In this document I introduce studies related to risk-sharing. Here, by risk-sharing, I consider studies trying to understand the relationships between consumption and income and mechanisms to reduce the correlation through sharing income risks with others. The seminal paper in this literature is Townsend (1994), and I introduce studies before and after this paper and try to relate each other. Fafchamps (2011) reviews this literature extensively, and Ligon (2008) provides a brief (and super awesome!) review of this literature.
There are several studies applying the above estimation equation to the US data. One of the main focuses of these studies is th test of market completeness: under …
She uses Consumer Expenditure Survey (CES) in the U.S. for 1980-1983 and analyzes how, controlling for changes in aggregate consumption, idiosyncratic shocks affect changes in individual consumption. It should be noted that CES is an overlapping panel data of 1-year duration with a quarterly sampling frequency, which makes Townsend-like regressions possible. Here, the whole economy is considered as one “village”, implying that risk is presumably shared within the economy. She finds that, while the economy almost achieves full risk-sharing under the CARA utility function, the full risk-sharing hypothesis is rejected under the CRRA utility function for many goods.

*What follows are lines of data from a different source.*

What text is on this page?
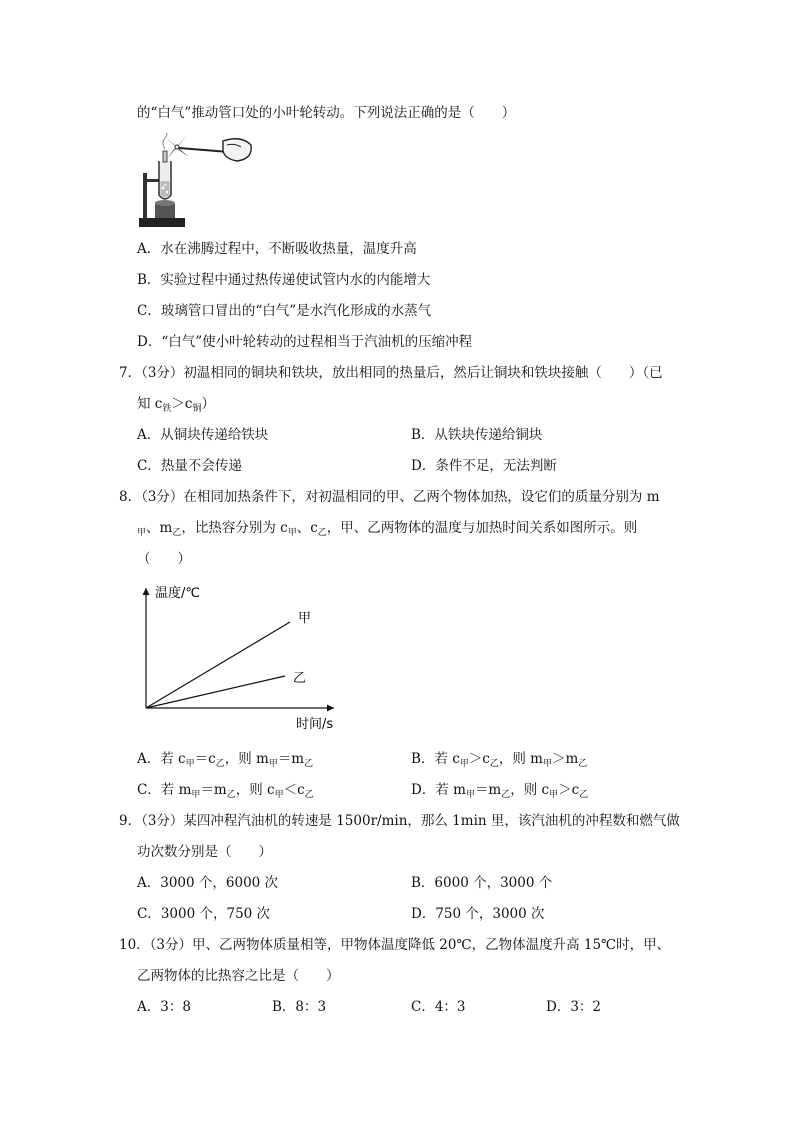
的“白气”推动管口处的小叶轮转动。下列说法正确的是（　　）
A．水在沸腾过程中，不断吸收热量，温度升高
B．实验过程中通过热传递使试管内水的内能增大
C．玻璃管口冒出的“白气”是水汽化形成的水蒸气
D．“白气”使小叶轮转动的过程相当于汽油机的压缩冲程
7．（3分）初温相同的铜块和铁块，放出相同的热量后，然后让铜块和铁块接触（　　）（已
知 $c_铁>c_铜$）
A．从铜块传递给铁块	B．从铁块传递给铜块
C．热量不会传递	D．条件不足，无法判断
8．（3分）在相同加热条件下，对初温相同的甲、乙两个物体加热，设它们的质量分别为 m
$_甲$、$m_乙$，比热容分别为 $c_甲$、$c_乙$，甲、乙两物体的温度与加热时间关系如图所示。则
（　　）
温度/℃
时间/s
甲
乙
A．若 $c_甲=c_乙$，则 $m_甲=m_乙$	B．若 $c_甲>c_乙$，则 $m_甲>m_乙$
C．若 $m_甲=m_乙$，则 $c_甲<c_乙$	D．若 $m_甲=m_乙$，则 $c_甲>c_乙$
9．（3分）某四冲程汽油机的转速是 1500r/min，那么 1min 里，该汽油机的冲程数和燃气做
功次数分别是（　　）
A．3000 个，6000 次	B．6000 个，3000 个
C．3000 个，750 次	D．750 个，3000 次
10．（3分）甲、乙两物体质量相等，甲物体温度降低 20℃，乙物体温度升高 15℃时，甲、
乙两物体的比热容之比是（　　）
A．3：8	B．8：3	C．4：3	D．3：2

While she runs regressions with the same specifications as in Townsend (1994), there are a couple of differences from the study. First, she runs regressions for, in addition to total consumption, different expenditure categories separately (services, nondurables, durables, food, housing, utilities, household furnishings, clothing, medical care, transportation, and recreation). Under full risk-sharing, given that aggregate consumption is controlled for, idiosyncratic shocks should not affect each component of expenditures. Secondly, she uses not only income shocks but also employment shocks and sees if they also affect individual consumption. Again, under full risk-sharing, controlling for aggregate consumption, these non-income shocks should not affect individual consumption as well. Also, in the appendix, she argues that the econometric specification in the paper is valid in the case with multiple goods under general homothetic utility function and with durable goods, although the latter holds under the assumption that the initial endowment of durable goods is identical to the distribution of Pareto weights.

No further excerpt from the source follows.